China e EUA “duelam” em discussões climáticas

TIANJIN, China (Reuters) – Os Estados Unidos disseram na quarta-feira que as discussões climáticas da ONU estão progredindo menos do que o esperado devido a discordâncias a respeito das metas de redução de emissões de poluentes por parte das economias emergentes, enquanto a China rejeitou tal pressão e colocou o ônus sobre os países ricos.

Negociadores de 177 governos estão reunidos nesta semana em Tianjin (norte da China) para tentar definir as bases de um novo tratado climático global que substitua o Protocolo de Kyoto a partir de 2013.
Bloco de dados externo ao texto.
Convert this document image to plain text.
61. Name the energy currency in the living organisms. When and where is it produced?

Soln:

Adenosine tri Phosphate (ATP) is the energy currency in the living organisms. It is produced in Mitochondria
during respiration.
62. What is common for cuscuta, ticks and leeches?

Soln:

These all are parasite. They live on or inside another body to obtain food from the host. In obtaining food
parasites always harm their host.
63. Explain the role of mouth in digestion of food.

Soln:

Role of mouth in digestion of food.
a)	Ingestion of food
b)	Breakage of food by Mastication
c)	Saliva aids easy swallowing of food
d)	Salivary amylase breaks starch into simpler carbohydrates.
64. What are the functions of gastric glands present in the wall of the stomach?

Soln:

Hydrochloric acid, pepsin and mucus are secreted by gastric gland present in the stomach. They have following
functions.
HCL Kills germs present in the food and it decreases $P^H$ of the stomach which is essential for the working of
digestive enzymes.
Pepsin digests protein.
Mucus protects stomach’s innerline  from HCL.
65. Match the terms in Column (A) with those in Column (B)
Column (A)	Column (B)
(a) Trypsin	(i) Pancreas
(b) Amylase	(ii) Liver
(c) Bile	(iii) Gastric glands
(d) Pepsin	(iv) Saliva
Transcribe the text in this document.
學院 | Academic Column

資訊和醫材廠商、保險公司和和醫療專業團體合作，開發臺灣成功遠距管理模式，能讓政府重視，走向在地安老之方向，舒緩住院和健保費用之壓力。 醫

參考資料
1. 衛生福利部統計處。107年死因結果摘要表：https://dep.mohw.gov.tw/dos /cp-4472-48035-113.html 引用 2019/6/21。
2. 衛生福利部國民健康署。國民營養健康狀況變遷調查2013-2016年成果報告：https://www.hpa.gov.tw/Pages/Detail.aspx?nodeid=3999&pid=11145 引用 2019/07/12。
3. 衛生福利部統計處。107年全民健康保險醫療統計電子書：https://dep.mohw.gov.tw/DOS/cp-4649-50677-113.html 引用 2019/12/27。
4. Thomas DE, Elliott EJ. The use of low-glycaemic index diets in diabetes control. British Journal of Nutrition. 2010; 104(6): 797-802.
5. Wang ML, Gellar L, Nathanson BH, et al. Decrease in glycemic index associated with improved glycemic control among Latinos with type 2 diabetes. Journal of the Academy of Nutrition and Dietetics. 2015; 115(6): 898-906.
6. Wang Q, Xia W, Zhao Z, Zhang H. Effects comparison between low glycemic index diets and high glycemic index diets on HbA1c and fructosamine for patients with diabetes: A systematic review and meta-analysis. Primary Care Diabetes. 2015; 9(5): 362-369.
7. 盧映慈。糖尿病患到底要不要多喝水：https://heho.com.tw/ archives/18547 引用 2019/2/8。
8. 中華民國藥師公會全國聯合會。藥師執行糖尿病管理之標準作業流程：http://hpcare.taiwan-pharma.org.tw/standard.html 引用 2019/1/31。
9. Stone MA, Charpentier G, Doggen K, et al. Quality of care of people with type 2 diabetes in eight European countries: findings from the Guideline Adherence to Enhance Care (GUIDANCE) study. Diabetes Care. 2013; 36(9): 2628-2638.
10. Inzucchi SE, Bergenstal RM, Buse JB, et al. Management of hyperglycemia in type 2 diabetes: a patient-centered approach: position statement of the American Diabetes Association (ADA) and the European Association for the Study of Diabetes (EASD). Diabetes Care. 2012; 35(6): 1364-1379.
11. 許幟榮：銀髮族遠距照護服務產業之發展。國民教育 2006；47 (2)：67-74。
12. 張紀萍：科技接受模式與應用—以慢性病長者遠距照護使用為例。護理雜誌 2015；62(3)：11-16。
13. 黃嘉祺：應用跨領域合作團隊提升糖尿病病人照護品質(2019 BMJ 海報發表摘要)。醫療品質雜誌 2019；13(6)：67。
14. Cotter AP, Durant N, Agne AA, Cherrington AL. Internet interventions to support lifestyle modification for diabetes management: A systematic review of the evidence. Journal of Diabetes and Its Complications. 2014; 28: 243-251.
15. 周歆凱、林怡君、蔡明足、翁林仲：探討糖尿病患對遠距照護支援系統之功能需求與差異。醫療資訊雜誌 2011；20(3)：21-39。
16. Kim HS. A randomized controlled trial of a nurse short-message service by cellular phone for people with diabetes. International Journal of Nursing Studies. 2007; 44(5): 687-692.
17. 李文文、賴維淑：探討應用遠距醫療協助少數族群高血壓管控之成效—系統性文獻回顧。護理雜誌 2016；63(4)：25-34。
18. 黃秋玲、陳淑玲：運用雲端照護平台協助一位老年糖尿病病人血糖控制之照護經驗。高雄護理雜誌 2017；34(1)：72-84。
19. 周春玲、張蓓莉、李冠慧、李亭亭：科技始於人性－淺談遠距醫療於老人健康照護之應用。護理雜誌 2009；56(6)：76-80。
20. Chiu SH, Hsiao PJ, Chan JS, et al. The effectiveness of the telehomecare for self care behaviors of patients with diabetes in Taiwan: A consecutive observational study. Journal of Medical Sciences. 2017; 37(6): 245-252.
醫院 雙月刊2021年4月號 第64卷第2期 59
“Há menos concordância do que se poderia esperar a esta altura”, disse a jornalistas o delegado norte-americano Jonathan Pershing. “Será preciso muito trabalho para chegar a algum resultado significativo até o final desta semana, o que então nos levaria para um resultado significativo em Cancún”, afirmou ele, referindo-se ao balneário mexicano que será sede de uma importante conferência climática no final do ano.

Havia expectativa de definir um acordo já na conferência do ano passado em Copenhague, mas as divergências entre países ricos e pobres inviabilizaram a adoção de um tratado com força de lei.

Caso o impasse seja mantido em Cancún, a definição do acordo tende a ficar para a conferência de 2011, na África do Sul.

A conferência de Copenhague resultou apenas compromissos isolados dos países com a redução de emissões, e também com a meta de limitar o aquecimento global a 2 graus Celsius.

Mas a ONU diz que as metas assumidas para as emissões de gases do efeito estufa não são suficientes para limitar o aquecimento nesse patamar.

Os países em desenvolvimento alegam que as nações ricas já se beneficiaram muito com as emissões de gases do efeito estufa desde o início da Revolução Industrial, e por isso teriam de fazer mais sacrifícios. Os EUA e outros querem que o mecanismo inclua grandes nações em desenvolvimento, como China e Índia.